Russia has been in the news lately largely thanks to its attempts to relaunch the Cold War on the internet and its unquestioning support of the Assad regime in Syria. And now it’s grabbed attention for another reason: They’ve debuted the sequel no one wanted to its “Satan” nuclear missile.
The Satan 2, officially known as the RS-28 Sarmat, has been an open secret for a while now as Russia has more or less engaged in the geopolitical equivalent of a marketing campaign. And this is no different, as the first specs were declassified by the Makeyev Rocket Design Bureau. On paper, the missile is state of the art, able to evade radar defenses and travel far enough to hit the East or West Coast of the US with a payload that could destroy an area the size of Texas.

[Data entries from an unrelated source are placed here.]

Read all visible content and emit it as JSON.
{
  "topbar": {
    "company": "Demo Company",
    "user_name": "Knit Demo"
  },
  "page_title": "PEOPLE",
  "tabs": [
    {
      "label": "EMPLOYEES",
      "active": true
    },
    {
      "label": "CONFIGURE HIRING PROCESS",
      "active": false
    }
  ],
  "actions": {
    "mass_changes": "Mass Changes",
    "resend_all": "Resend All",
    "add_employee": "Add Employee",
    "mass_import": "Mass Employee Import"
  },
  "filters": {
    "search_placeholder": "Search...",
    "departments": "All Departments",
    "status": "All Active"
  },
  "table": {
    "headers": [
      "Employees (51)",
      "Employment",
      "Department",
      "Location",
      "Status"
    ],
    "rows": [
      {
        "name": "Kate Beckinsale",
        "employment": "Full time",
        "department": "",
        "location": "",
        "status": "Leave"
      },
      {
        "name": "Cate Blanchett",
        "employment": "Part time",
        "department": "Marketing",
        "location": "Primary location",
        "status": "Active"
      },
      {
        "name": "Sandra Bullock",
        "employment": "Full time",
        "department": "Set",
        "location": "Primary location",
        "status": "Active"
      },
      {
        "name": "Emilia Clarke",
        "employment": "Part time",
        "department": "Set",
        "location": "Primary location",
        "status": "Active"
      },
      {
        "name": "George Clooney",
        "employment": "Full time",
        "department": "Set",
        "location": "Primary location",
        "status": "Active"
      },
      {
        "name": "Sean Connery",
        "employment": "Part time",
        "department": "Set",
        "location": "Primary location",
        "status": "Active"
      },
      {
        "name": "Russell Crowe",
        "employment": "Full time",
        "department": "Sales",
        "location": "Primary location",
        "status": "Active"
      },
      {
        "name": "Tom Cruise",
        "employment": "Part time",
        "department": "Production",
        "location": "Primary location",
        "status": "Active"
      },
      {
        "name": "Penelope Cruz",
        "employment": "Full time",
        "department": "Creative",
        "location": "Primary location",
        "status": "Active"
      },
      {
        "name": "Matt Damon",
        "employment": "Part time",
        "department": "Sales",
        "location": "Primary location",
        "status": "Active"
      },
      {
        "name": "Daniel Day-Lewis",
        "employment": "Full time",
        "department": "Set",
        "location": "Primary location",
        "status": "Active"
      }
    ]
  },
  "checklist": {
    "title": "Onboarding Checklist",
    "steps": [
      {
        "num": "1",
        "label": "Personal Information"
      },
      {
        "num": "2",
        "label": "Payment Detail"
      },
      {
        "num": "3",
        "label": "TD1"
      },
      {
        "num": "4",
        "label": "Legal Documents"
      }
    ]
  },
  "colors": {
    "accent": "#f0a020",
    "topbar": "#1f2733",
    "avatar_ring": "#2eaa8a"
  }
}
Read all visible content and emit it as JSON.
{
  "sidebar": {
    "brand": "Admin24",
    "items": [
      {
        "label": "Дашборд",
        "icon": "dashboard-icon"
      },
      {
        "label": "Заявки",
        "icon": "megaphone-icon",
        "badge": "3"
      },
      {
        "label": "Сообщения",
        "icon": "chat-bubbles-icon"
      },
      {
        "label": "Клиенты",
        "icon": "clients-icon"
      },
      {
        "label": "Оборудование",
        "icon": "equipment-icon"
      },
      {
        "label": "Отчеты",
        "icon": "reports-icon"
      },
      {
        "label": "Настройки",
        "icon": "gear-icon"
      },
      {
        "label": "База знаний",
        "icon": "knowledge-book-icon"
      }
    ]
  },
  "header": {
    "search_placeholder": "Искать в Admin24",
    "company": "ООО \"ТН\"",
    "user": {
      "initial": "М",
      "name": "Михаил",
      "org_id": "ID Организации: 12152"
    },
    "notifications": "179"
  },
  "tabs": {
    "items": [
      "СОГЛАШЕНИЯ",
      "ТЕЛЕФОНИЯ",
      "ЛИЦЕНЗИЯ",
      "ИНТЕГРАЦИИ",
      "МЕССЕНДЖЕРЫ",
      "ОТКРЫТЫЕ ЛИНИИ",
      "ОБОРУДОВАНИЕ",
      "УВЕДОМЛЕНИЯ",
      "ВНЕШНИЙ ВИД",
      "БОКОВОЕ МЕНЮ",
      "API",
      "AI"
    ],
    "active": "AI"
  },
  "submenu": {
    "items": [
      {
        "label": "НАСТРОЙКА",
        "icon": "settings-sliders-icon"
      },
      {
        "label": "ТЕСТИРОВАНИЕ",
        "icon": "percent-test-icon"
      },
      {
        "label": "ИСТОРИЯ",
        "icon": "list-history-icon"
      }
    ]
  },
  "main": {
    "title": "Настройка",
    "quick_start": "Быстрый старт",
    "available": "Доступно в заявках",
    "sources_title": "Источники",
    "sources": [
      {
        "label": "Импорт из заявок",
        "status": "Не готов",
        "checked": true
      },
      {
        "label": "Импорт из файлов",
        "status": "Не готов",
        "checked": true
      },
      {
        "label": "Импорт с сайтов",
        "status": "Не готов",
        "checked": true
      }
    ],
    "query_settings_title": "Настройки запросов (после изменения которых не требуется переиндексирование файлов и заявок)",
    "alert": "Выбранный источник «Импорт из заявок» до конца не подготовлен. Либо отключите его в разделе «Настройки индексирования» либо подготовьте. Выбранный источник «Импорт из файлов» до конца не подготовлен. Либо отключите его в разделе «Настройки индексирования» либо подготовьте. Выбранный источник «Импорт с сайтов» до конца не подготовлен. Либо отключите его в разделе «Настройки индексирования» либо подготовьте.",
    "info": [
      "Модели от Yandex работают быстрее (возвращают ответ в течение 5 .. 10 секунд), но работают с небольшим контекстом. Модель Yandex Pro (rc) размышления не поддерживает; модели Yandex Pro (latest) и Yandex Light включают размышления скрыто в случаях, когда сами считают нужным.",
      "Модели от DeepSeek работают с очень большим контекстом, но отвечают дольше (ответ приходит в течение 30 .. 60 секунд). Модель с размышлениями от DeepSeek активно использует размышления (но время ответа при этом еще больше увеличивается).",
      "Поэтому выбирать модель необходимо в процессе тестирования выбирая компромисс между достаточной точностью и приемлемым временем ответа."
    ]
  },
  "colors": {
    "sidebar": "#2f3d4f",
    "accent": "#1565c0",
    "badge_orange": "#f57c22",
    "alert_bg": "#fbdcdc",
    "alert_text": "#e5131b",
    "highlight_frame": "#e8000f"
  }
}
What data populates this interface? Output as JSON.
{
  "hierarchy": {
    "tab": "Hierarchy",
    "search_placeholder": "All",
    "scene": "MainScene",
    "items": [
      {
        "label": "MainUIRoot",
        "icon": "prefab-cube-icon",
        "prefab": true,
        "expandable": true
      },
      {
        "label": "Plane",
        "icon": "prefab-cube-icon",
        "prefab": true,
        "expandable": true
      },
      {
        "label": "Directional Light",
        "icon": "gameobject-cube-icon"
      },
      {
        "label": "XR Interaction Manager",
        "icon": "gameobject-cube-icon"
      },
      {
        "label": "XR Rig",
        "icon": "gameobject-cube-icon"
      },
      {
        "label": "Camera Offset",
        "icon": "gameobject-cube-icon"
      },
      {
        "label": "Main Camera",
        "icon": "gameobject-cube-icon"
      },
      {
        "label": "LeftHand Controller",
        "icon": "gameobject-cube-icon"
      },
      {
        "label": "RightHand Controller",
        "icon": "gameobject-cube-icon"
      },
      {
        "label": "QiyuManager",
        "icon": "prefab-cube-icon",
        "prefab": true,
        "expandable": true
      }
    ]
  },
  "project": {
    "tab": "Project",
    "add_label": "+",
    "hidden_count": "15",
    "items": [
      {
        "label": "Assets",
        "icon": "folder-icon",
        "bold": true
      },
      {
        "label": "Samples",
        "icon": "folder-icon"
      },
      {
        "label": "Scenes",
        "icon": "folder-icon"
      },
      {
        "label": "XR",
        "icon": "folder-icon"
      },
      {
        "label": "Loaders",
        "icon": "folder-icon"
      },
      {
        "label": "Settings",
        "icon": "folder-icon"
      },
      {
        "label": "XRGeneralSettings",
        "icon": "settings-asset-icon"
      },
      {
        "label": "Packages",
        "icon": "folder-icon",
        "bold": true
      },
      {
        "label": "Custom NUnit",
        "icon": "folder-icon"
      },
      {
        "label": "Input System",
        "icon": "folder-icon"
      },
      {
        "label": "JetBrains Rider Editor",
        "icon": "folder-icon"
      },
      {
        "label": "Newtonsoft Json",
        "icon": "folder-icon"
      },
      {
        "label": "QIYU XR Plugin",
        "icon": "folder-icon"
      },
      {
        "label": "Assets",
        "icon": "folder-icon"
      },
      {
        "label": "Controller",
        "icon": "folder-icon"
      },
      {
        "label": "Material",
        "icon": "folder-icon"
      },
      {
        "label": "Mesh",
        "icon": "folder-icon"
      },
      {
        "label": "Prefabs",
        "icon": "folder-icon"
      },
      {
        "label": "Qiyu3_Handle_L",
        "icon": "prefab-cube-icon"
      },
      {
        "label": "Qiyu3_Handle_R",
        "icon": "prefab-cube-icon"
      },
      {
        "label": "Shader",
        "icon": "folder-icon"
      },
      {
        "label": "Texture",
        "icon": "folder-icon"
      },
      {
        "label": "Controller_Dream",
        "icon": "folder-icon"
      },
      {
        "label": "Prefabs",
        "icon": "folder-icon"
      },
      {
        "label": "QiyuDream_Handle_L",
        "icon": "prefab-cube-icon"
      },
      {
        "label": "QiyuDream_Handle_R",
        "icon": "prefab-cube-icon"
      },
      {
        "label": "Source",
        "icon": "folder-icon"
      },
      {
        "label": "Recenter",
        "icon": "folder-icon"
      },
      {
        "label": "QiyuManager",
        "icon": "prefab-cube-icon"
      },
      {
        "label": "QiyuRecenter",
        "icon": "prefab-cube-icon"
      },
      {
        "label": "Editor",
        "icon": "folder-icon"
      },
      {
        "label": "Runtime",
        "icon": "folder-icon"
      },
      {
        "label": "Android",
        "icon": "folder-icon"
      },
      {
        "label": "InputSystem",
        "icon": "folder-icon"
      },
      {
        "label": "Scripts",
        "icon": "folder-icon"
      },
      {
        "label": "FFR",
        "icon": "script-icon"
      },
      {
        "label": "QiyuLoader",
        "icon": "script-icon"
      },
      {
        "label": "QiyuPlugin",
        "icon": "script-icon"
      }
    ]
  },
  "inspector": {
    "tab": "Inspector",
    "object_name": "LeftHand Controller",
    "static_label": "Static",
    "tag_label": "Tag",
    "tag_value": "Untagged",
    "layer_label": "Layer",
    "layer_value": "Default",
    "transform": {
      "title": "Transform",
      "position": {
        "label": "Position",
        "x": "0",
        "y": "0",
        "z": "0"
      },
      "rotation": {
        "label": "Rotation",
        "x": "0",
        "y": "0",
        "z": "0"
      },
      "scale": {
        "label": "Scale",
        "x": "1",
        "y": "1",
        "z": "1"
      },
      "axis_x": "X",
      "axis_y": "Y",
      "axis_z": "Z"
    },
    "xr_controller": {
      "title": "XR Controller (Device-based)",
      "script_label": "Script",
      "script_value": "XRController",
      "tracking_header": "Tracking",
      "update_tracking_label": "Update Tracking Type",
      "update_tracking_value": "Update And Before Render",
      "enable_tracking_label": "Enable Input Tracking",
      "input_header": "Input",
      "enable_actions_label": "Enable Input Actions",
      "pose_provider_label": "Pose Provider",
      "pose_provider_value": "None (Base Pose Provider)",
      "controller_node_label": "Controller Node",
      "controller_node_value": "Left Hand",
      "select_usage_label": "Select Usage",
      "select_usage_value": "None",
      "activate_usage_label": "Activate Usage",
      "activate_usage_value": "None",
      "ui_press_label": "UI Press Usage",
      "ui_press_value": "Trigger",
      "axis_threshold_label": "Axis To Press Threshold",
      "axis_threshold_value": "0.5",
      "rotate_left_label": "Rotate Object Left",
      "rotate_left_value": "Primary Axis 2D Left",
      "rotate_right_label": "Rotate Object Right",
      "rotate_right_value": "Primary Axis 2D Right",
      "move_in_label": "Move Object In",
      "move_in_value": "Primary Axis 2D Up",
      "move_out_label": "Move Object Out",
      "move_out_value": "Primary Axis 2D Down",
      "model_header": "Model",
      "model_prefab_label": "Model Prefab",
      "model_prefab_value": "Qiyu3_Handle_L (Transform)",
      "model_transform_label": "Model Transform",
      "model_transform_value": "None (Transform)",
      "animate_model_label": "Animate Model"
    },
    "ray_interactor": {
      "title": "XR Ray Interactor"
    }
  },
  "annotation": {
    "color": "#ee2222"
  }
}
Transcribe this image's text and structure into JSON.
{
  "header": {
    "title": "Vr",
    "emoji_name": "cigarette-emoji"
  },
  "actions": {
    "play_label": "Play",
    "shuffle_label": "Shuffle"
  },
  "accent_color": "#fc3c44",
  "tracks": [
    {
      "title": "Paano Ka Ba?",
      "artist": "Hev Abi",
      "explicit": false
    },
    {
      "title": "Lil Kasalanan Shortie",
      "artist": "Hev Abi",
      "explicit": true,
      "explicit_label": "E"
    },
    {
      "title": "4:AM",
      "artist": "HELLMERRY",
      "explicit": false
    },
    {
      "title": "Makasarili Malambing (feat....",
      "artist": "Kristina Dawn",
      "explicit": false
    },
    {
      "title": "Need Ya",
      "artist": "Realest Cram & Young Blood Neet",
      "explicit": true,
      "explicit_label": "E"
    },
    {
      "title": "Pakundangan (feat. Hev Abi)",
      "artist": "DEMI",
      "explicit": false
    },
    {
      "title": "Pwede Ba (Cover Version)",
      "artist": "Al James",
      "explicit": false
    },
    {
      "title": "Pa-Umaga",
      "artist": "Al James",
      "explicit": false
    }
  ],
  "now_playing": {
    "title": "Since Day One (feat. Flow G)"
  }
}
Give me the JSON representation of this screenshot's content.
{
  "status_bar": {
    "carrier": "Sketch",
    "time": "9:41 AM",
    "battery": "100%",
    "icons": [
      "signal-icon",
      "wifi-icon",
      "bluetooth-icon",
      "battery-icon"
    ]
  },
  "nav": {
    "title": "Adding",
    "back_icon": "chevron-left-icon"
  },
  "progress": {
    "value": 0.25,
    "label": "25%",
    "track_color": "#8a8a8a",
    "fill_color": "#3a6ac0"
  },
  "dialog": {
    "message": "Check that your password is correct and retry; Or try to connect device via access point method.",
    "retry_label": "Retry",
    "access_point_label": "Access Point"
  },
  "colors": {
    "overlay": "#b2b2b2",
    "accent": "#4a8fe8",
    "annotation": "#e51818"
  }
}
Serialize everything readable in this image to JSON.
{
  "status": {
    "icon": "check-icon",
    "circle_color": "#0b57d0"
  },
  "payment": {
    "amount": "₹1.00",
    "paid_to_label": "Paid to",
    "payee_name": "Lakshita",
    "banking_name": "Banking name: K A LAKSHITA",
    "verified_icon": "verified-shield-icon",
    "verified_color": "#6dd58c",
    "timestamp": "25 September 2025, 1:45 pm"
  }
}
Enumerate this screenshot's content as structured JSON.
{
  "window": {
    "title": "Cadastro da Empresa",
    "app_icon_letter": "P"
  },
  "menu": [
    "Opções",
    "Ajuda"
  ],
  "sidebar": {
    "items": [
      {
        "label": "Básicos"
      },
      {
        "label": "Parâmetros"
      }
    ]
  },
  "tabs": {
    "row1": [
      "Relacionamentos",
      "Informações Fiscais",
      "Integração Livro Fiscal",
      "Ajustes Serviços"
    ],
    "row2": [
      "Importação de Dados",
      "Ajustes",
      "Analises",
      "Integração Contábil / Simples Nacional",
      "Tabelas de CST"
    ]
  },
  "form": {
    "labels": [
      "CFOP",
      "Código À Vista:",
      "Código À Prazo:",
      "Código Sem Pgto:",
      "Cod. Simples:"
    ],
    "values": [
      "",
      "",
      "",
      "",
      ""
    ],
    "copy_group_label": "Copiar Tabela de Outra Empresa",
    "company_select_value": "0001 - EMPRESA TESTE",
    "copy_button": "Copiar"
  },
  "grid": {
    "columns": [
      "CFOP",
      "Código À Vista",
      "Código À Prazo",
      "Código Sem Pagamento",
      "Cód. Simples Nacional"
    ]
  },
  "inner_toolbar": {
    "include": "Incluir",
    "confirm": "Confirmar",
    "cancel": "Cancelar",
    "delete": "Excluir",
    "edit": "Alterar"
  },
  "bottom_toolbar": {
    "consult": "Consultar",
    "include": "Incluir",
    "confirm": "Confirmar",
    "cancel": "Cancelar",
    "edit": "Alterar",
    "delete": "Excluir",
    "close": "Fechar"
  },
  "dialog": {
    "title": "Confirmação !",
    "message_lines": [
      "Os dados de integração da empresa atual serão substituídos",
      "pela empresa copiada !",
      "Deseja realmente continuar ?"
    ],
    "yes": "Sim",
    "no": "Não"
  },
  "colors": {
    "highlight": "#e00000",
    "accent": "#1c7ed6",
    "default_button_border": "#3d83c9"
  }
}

That said, there’s reason to be skeptical of the Sarmat’s capabilities. The Sarmat has been rumored to have missed several key points on its development timeline, and modern Russia is notorious for making claims about its military capability that are not backed up by fact. Russia’s sole aircraft carrier, the Admiral Flota Sovetskogo Soyuza Kuznetsov, for example, has had decades of trouble and was recently widely mocked by military observers as it went through the English Channel belching smoke. Last year, Russia’s Armata T-14 tank debuted at a Victory Day parade only to break down in front of Lenin’s Mausoleum.
Similarly, Russia is notably talking about the Satan 2 right when the original Satan missiles that carry Russia’s warheads are reaching the end of their operational life. So like anything with years of hype behind it, take that hype with a grain of salt. Russia will almost certainly remain a nuclear power, and that’s worrying in light of their recent behavior, but the claims of parity, or superiority, to the US nuclear arsenal will hopefully never have to be proven.